Et puis Yves-Noël s’en va. Et entre le burlesque… J’avoue ne pas avoir bien saisi ce qui se déroule ensuite. Entre performance et art plastique, trois comédiens se livrent à une succession de tableaux étranges. Tout d’abord une jeune fille récite Shakespeare en anglais, puis un homme se change et passe un costume de l’époque Shakespearienne et se met à jouer de la flûte quasiment jusqu’à la fin, et Adonis revient également en costume d’époque et joue avec la jeune Vénus. Il l’arrose avec l’extincteur des pompiers, menace de lui tirer dessus avec un fusil, ou de la brûler avec un briquet à longue flamme… Elle se change également et enfile une robe de toute beauté… ricane, chante, pendant que le jeune homme explore les coulisses hautes du théâtre… Une mise scène des amours éternellement adolescentes et inaccessibles peut être. L’ennui et l’agacement qui m’ont frôlé, m’ont néanmoins rappelé ceux ressentis par une Vénus éconduite… J’avoue ne pas vraiment être rentrée dans cette seconde partie restée pour moi sans doute poétique mais obscure.

 

Plus d'infos pour les curieux :

très belles photos ici : berger/genod

le blog d'Yves-Noël : le dispariteur

21/06/2009

Festival TRANS 09



« Crave » de Sarah Kane
Mise en scène Sophie Lagier
Avec Vincent Bouyé, Corinne Cicolari, Nathalie Kousnetzoff, Magdalena Mathieu et Christophe Sauger.

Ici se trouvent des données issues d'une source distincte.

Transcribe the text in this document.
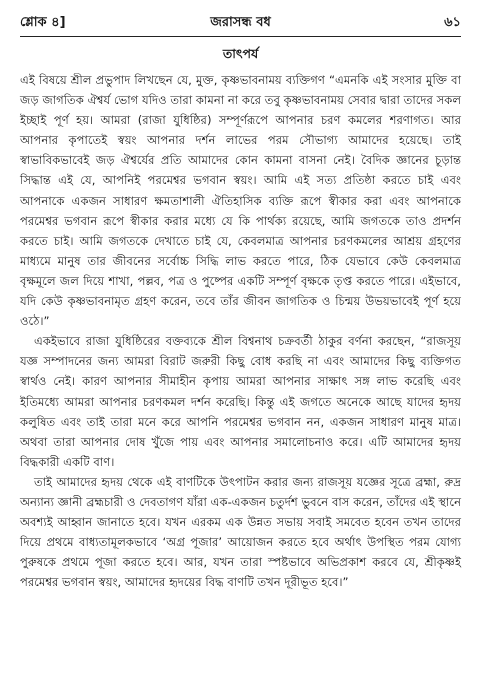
শ্লোক ৪]	জরাসন্ধ বধ	৬১
তাৎপর্য

এই বিষয়ে শ্রীল প্রভুপাদ লিখছেন যে, মুক্ত, কৃষ্ণভাবনাময় ব্যক্তিগণ “এমনকি এই সংসার মুক্তি বা জড় জাগতিক ঐশ্বর্য ভোগ যদিও তারা কামনা না করে তবু কৃষ্ণভাবনাময় সেবার দ্বারা তাদের সকল ইচ্ছাই পূর্ণ হয়। আমরা (রাজা যুধিষ্ঠির) সম্পূর্ণরূপে আপনার চরণ কমলের শরণাগত। আর আপনার কৃপাতেই স্বয়ং আপনার দর্শন লাভের পরম সৌভাগ্য আমাদের হয়েছে। তাই স্বাভাবিকভাবেই জড় ঐশ্বর্যের প্রতি আমাদের কোন কামনা বাসনা নেই। বৈদিক জ্ঞানের চূড়ান্ত সিদ্ধান্ত এই যে, আপনিই পরমেশ্বর ভগবান স্বয়ং। আমি এই সত্য প্রতিষ্ঠা করতে চাই এবং আপনাকে একজন সাধারণ ক্ষমতাশালী ঐতিহাসিক ব্যক্তি রূপে স্বীকার করা এবং আপনাকে পরমেশ্বর ভগবান রূপে স্বীকার করার মধ্যে যে কি পার্থক্য রয়েছে, আমি জগতকে তাও প্রদর্শন করতে চাই। আমি জগতকে দেখাতে চাই যে, কেবলমাত্র আপনার চরণকমলের আশ্রয় গ্রহণের মাধ্যমে মানুষ তার জীবনের সর্বোচ্চ সিদ্ধি লাভ করতে পারে, ঠিক যেভাবে কেউ কেবলমাত্র বৃক্ষমূলে জল দিয়ে শাখা, পল্লব, পত্র ও পুষ্পের একটি সম্পূর্ণ বৃক্ষকে তৃপ্ত করতে পারে। এইভাবে, যদি কেউ কৃষ্ণভাবনামৃত গ্রহণ করেন, তবে তাঁর জীবন জাগতিক ও চিন্ময় উভয়ভাবেই পূর্ণ হয়ে ওঠে।”

একইভাবে রাজা যুধিষ্ঠিরের বক্তব্যকে শ্রীল বিশ্বনাথ চক্রবর্তী ঠাকুর বর্ণনা করছেন, “রাজসূয় যজ্ঞ সম্পাদনের জন্য আমরা বিরাট জরুরী কিছু বোধ করছি না এবং আমাদের কিছু ব্যক্তিগত স্বার্থও নেই। কারণ আপনার সীমাহীন কৃপায় আমরা আপনার সাক্ষাৎ সঙ্গ লাভ করেছি এবং ইতিমধ্যে আমরা আপনার চরণকমল দর্শন করেছি। কিন্তু এই জগতে অনেকে আছে যাদের হৃদয় কলুষিত এবং তাই তারা মনে করে আপনি পরমেশ্বর ভগবান নন, একজন সাধারণ মানুষ মাত্র। অথবা তারা আপনার দোষ খুঁজে পায় এবং আপনার সমালোচনাও করে। এটি আমাদের হৃদয় বিদ্ধকারী একটি বাণ।

তাই আমাদের হৃদয় থেকে এই বাণটিকে উৎপাটন করার জন্য রাজসূয় যজ্ঞের সূত্রে ব্রহ্মা, রুদ্র অন্যান্য জ্ঞানী ব্রহ্মচারী ও দেবতাগণ যাঁরা এক-একজন চতুর্দশ ভুবনে বাস করেন, তাঁদের এই স্থানে অবশ্যই আহ্বান জানাতে হবে। যখন এরকম এক উন্নত সভায় সবাই সমবেত হবেন তখন তাদের দিয়ে প্রথমে বাধ্যতামূলকভাবে ‘অগ্র পূজার’ আয়োজন করতে হবে অর্থাৎ উপস্থিত পরম যোগ্য পুরুষকে প্রথমে পূজা করতে হবে। আর, যখন তারা স্পষ্টভাবে অভিপ্রকাশ করবে যে, শ্রীকৃষ্ণই পরমেশ্বর ভগবান স্বয়ং, আমাদের হৃদয়ের বিদ্ধ বাণটি তখন দূরীভূত হবে।”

« Crave » traduit par « manque » se rapproche d'avantage d’une "très grande envie" de quelque chose. Comme « crever d’envie » d’ailleurs, mais manquer aussi du coup de cette chose.
Un texte acéré et douloureux, on n’en attend pas moins d’une auteure suicidée à l’âge de 28 ans. « Crave » est énoncé par quatre personnages A, B, C et M, ici postés sur un piédestal, parfois trop petit pour eux, dont ils débordent. Ils s’accrochent, se touchent, se poussent, s’écoutent, se répondent, ou pas. Et puis autour d’eux, un ange noir rode, semble attendre plus ou moins patiemment, une fin inéluctable.
Cette mise en scène est pleine de bonnes idées, j’ai bien aimé les costumes sobres et les déambulations de Corinne Cicolari décidément excellente (à retrouver dans « Le Corps Furieux »), j’ai adoré qu’ils soient tous nus à la fin, après toute cette mise à nue verbale, c’est tellement justifié, et le monologue d’amour si sobre et si poignant est très bien joué par Christophe Sauger.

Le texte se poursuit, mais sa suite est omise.